Implicit FEA analysis of a balloon-deployable stent scaffold

In the field of medical devices and surgery equipments, Finite Element analysis plays a major role in predicting the efficiency of the tools used towards curing impaired biological part and to test their reliability for the treatment option.

In cardiovascular clots, the damaged arteries and veins are nothing but mechanical systems able to constrict blood flow passage. The cardiovascular wall can be thought of as soft materials with certain amount of physical elasticity.

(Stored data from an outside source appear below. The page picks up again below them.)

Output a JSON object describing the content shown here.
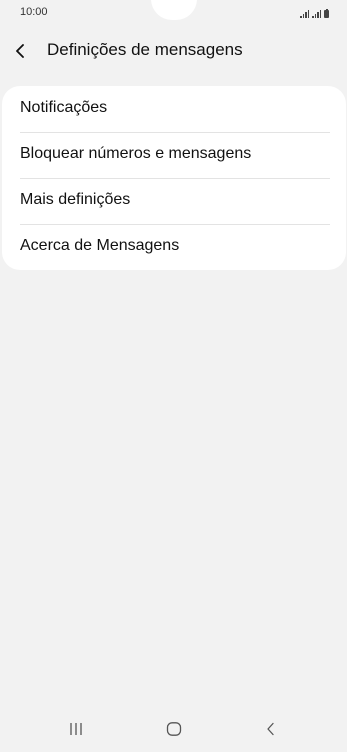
{
  "status_bar": {
    "time": "10:00",
    "icons": [
      "signal-icon",
      "signal-icon",
      "battery-icon"
    ]
  },
  "header": {
    "back_icon": "chevron-left-icon",
    "title": "Definições de mensagens"
  },
  "menu": {
    "items": [
      {
        "label": "Notificações"
      },
      {
        "label": "Bloquear números e mensagens"
      },
      {
        "label": "Mais definições"
      },
      {
        "label": "Acerca de Mensagens"
      }
    ]
  },
  "nav_bar": {
    "buttons": [
      "recent-apps-icon",
      "home-icon",
      "back-icon"
    ]
  },
  "colors": {
    "background": "#f2f2f2",
    "card": "#ffffff",
    "text": "#111111",
    "divider": "#e3e3e3"
  }
}
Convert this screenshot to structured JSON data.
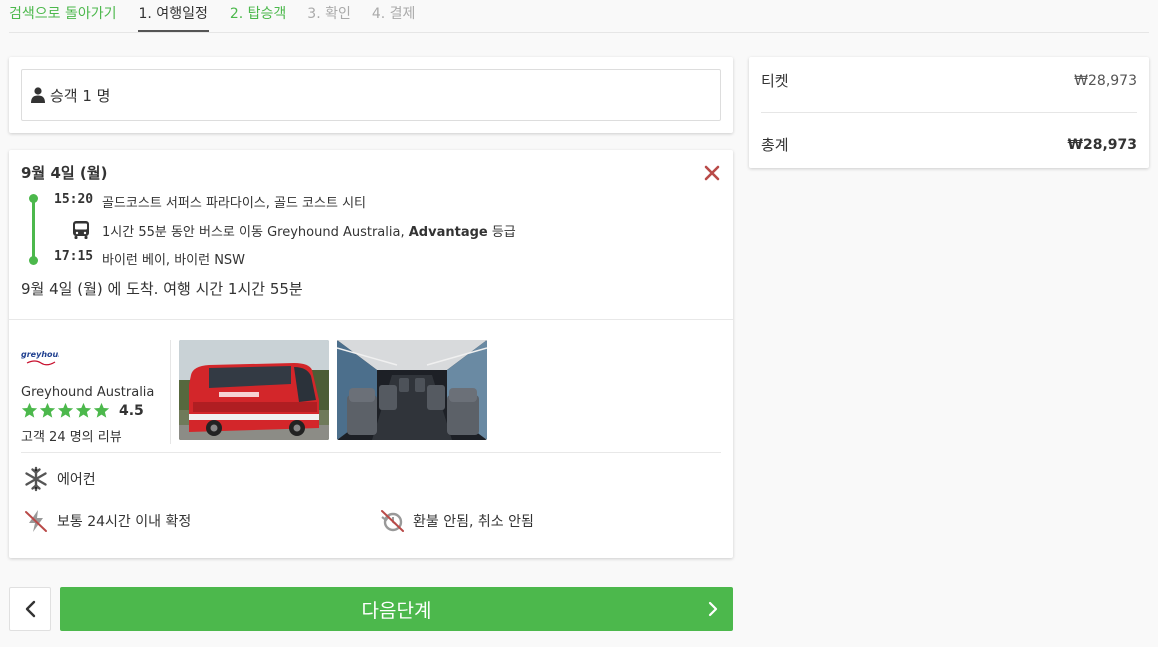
{
  "nav": {
    "back": "검색으로 돌아가기",
    "steps": [
      "1. 여행일정",
      "2. 탑승객",
      "3. 확인",
      "4. 결제"
    ]
  },
  "passenger": {
    "label": "승객 1 명"
  },
  "trip": {
    "date": "9월 4일 (월)",
    "depart_time": "15:20",
    "depart_place": "골드코스트 서퍼스 파라다이스, 골드 코스트 시티",
    "ride_prefix": "1시간 55분 동안 버스로 이동 Greyhound Australia, ",
    "ride_class": "Advantage",
    "ride_suffix": " 등급",
    "arrive_time": "17:15",
    "arrive_place": "바이런 베이, 바이런 NSW",
    "arrival_summary": "9월 4일 (월) 에 도착. 여행 시간 1시간 55분"
  },
  "operator": {
    "name": "Greyhound Australia",
    "logo_text": "greyhound",
    "rating": "4.5",
    "reviews": "고객 24 명의 리뷰",
    "stars": 5
  },
  "features": {
    "ac": "에어컨",
    "confirm": "보통 24시간 이내 확정",
    "refund": "환불 안됨, 취소 안됨"
  },
  "summary": {
    "ticket_label": "티켓",
    "ticket_value": "₩28,973",
    "total_label": "총계",
    "total_value": "₩28,973"
  },
  "buttons": {
    "next": "다음단계"
  },
  "colors": {
    "accent": "#4cb84c",
    "close": "#b94a48",
    "operator_red": "#c8102e"
  }
}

Coronary Stents have been the greatest inventions as a remedy. Stents are easy-deploy tubular scaffolds that have certain amount of plasticity and ability cage plaqued area without distorting its own shape in expanded form.

In this case study, i have modeled a basic stent geometry using SolidWorks and modeled balloon in Abaqus part modeling.

The elastic material properties were assumed for stent scaffold and balloon was modeled with hyperelastic material parameters. And a tangential surface-to-surface (Tie) contact was defined between stent and balloon.

Performing an implicit analysis for such a quasi-static process is befitting as the process developes over a few seconds not bringing in the inertia effects. In the animation below, we can see how the expansion of balloon causes strains in the material of stent, & how the distal ends of the stent body are getting uprooted signaling to a possibility of artery wall abrasion due to it.